Prototipe sistem tanam paksa di Jawa adalah penanaman kopi di Jawa
masa VOC pada awal abad ke-18, khususnya di daerah Priangan. VOC yang
sebenarnya sebagai perusahaan dagang telah melebarkan sayapnya ke arah sistem
produksi untuk meneragamankan komoditas-komoditas ekspor yang laku keras di
pasaran Eropa, yakni kopi. Daerah Priangan sendiri, pasca VOC bubar dan
diteruskan oleh pemerintah Hindia Belanda, tanam paksa di daerah tersebut tetap
dipelihara dan dilanjutkan. Situasi internal dan eksternal yang terjadi di
Hindia Belanda dan Negeri Belanda sendiri mau tidak mau harus melestarikan
sistem tanam paksa yang dianggap menguntungkan dari segi ekonomi untuk
mengembalikan kembali pondasi ekonomi negeri pusat yang sedang goyah.
Inti dari pelaksanaan sistem tanam paksa adalah tentang pembentukan
modal, tenaga kerja murah, dan ekonomi pedesaan. Ketiga hal tersebut punya kait
mengait dalam pelaksanaan sistem tanam paksa. Mengenai penanaman modal, sistem
tanam paksa memperlihatkan bahwa Jawa pada saat sistem itu berlangsung dapat
menghasilkan komoditas tertentu seperti kopi, tebu, indigo, beras dan
sebagainya, didapatkan dengan cara cukup sederhana untuk bisa bersaing
dipasaran Eropa. Hal ini menjadikan medan magnet terutama pasca sistem tanam
paksa mengalami keruntuhan dan mulai berkembang pasca tahun 1880 an, dimana
saat itu Jawa dijadikan ladang investasi besar-besaran.

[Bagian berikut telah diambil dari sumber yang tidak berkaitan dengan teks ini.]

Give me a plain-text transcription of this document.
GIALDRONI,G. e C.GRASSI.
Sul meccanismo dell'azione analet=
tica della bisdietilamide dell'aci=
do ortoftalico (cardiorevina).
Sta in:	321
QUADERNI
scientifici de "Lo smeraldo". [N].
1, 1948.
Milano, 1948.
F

Soal tenaga kerja yang murah, masyarakat golongan lapisan menengah
dan atas saat itu sudah mafhum bagaimana cara mengeksploitasi tenaga kerja dan menangani pasar untuk
memperoleh keuntungan maksimal atas produk yang ada. Sistem tradisional masih
dipelihara dengan kuat, sistem patron-klien. Kaum tani jawa tidak terbiasa
dengan sistem upah terbuka dan umumnya tidak memandang kerja upahan sebagai
satu-satunya cara untuk memuaskan kebutuhan dan keinginannya. Menurut Van Niel,
para petani memandang pekerjaan dalam konteks pelayanan wajib kepada penguasa
yang lebih tinggi harus dipenuhi. Pada
pelaksaannya, sebagian besar petani di Jawa tidak memahami nilai kerja sebagai
alat untuk mencapai tujuan, melainkan memandang
kerja sebagai beban yang ditanggung. Penambahan jumlah kerja paksa yang
memberatkan seluruh lapisan penduduk mengajarkan tentang bagaimana bekerja dalam
budidaya tanaman baru. Hal ini tetap tidak merangsang para petani untuk bergiat
menanam dagangan ekspor, karena pandangan kaum petani Jawa dalam konteks kerja
tidak berubah.
Pada tataran ekonomi pedesaan, Van den Bosch memaksimalkan fungsi
kepada desa untuk mengarahkan mereka dengan legitimasi kekuasannya melancarkan
pelaksanaan sistem tanam paksa tersebut. Hal tersebut bisa berupa pembukaan
lahan baru, tentunya beserta dengan penduduk yang sekaligus menjadi tenaga
kerja. Kekuasaan lapisan atas warga desa diperkuat dengan penugasan fungsi dan
kewengan baru yang memungkinkan kepala desa beserta sekutunya mengusai tanah
sekaligus tenaga kerja, hasil bumi pada derajat lebih besar dibandingkan dengan
sebelumnya. Pada praktik ini, sering terjadi penyelewengan yang memberatkan
para petani. Kepala desa beserta sekutunya sering bertindak mengatasnamakan
pemerintah Kolonial, dan dibalik itu terdapat kepentingan memakmurkan individu.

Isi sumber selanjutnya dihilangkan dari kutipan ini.